= Bólu-Hjálmar =

Icelandic poet (1796–1875)

19th-century sketch of Bólu-Hjálmar

Hjálmar Jónsson (29 September 1796 – 25 July 1875), better known as Bólu-Hjálmar (after his homestead in Bóla), was a 19th-century Icelandic farmer and poet, known for his sharp style and biting wit and for his mastery of the Icelandic poetic narrative style known as rímur.

==Life and works==
Hjálmar was born in Hallandi in Eyjafjörður. His parents, Marsibil Semingsdóttir and Jón Benediktsson, were poor and unmarried, and he spent the first eight years of his life at the farm of Dálksstaðir, where he was raised by the widow Sigríður Jónsdóttir. He had little formal education, but he soon became an avid reader of the sagas and eddas. Hjálmar married Guðný Ólafsdóttir, and the pair began farming at Bakki in Öxnadalur. In 1829, they moved to Bóla (Bólstaðargerði) in Skagafjörður, from whence his nickname Bólu-Hjálmar was derived. The family had difficulty making ends meet, and Hjálmar was constantly engaged in disputes with his neighbours, who accused him of stealing sheep. He was found innocent but in 1839 left Bóla with his family. Their farmstead at Bóla is now deserted but a memorial to Bólu-Hjálmar has been erected there in a small grove. After his wife's death in 1845, Hjálmar gave up farming altogether.

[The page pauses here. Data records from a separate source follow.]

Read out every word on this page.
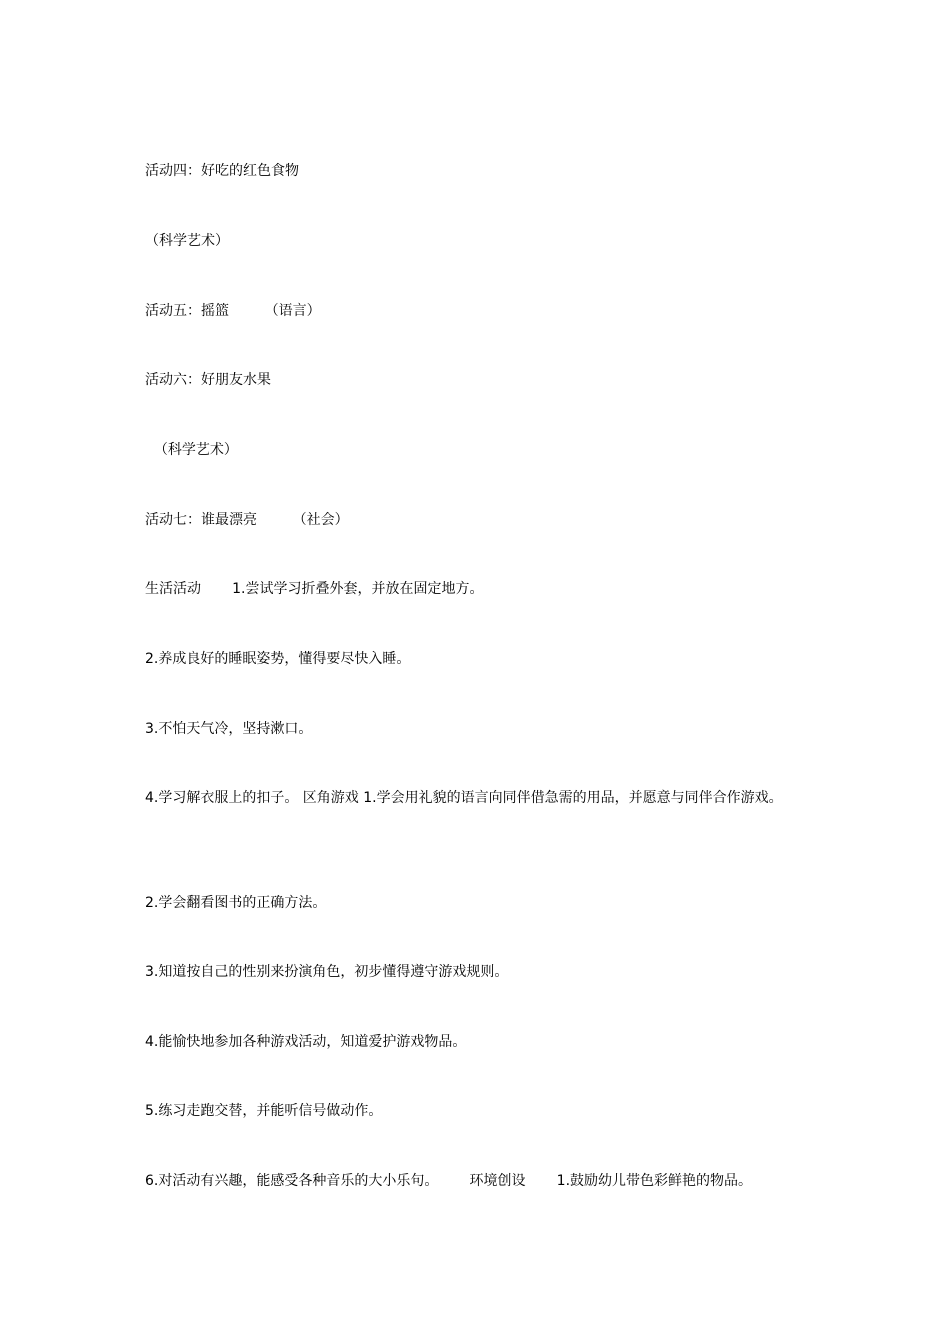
活动四：好吃的红色食物
（科学艺术）
活动五：摇篮        （语言）
活动六：好朋友水果
（科学艺术）
活动七：谁最漂亮        （社会）
生活活动       1.尝试学习折叠外套，并放在固定地方。
2.养成良好的睡眠姿势，懂得要尽快入睡。
3.不怕天气冷，坚持漱口。
4.学习解衣服上的扣子。 区角游戏 1.学会用礼貌的语言向同伴借急需的用品，并愿意与同伴合作游戏。
2.学会翻看图书的正确方法。
3.知道按自己的性别来扮演角色，初步懂得遵守游戏规则。
4.能愉快地参加各种游戏活动，知道爱护游戏物品。
5.练习走跑交替，并能听信号做动作。
6.对活动有兴趣，能感受各种音乐的大小乐句。       环境创设       1.鼓励幼儿带色彩鲜艳的物品。
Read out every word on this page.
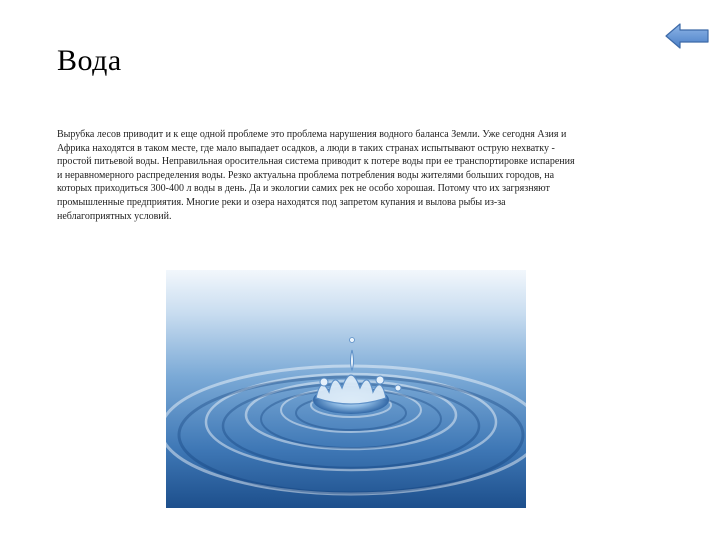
Вода
Вырубка лесов приводит и к еще одной проблеме это проблема нарушения водного баланса Земли. Уже сегодня Азия и Африка находятся в таком месте, где мало выпадает осадков, а люди в таких странах испытывают острую нехватку - простой питьевой воды. Неправильная оросительная система приводит к потере воды при ее транспортировке испарения и неравномерного распределения воды. Резко актуальна проблема потребления воды жителями больших городов, на которых приходиться 300-400 л воды в день. Да и экологии самих рек не особо хорошая. Потому что их загрязняют промышленные предприятия. Многие реки и озера находятся под запретом купания и вылова рыбы из-за неблагоприятных условий.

In his own way, Hjálmar was an artistic and creative soul. His style of poetry is marked by economy and clever use of metaphors. Many of his poems are pointedly and unsentimentally critical and tinged with bitterness, which may partly be attributed to his constant rows and disputes, and partly to what seems to have been a general dislike of humanity.

An example of his bitterness, is this stanza, composed after he had received an anonymous donation. The stanza is the beginning of a longer poem, To an anonymous benefactor:

Víða til þess vott ég fann
þótt venjist oftar hinu,
að guð á margan gimstein þann,
sem glóir í mannsorpinu.

The benefactor eventually turned out to be bishop :is:Pétur Pétursson.

He could also be tender in his poems, although examples are rare. But this is one, called Mannslát (News of a death):

Mínir vinir fara fjöld,
feigðin þessa heimtar köld.
Eg kem eftir, kannske í kvöld
með klofinn hjálm og rofinn skjöld,
brynju slitna, sundrað sverð og syndagjöld.

Here are sorrow and remorse woven together.

Bólu-Hjálmar was also a master of rímur and the associated metres (rímnahættir), as in this example from Göngu-Hrólfs rímur:

Fárleg vóru fjörbrot hans.
Fold og sjórinn léku dans.
Gæfusljór með glæpafans
Grímur fór til andskotans.

Hjálmar's talent extended to the on-the-spot verses. This is one example, where he met a rather tragic household on the move:

Aumt er að sjá í einni lest
áhaldsgögnin slitin flest,
dapra konu og drukkinn prest,
drembinn þræl og meiddan hest.

Bólu-Hjálmar was also a scholar; his work provides some of the main evidence for the life of Guðmundur Bergþórsson.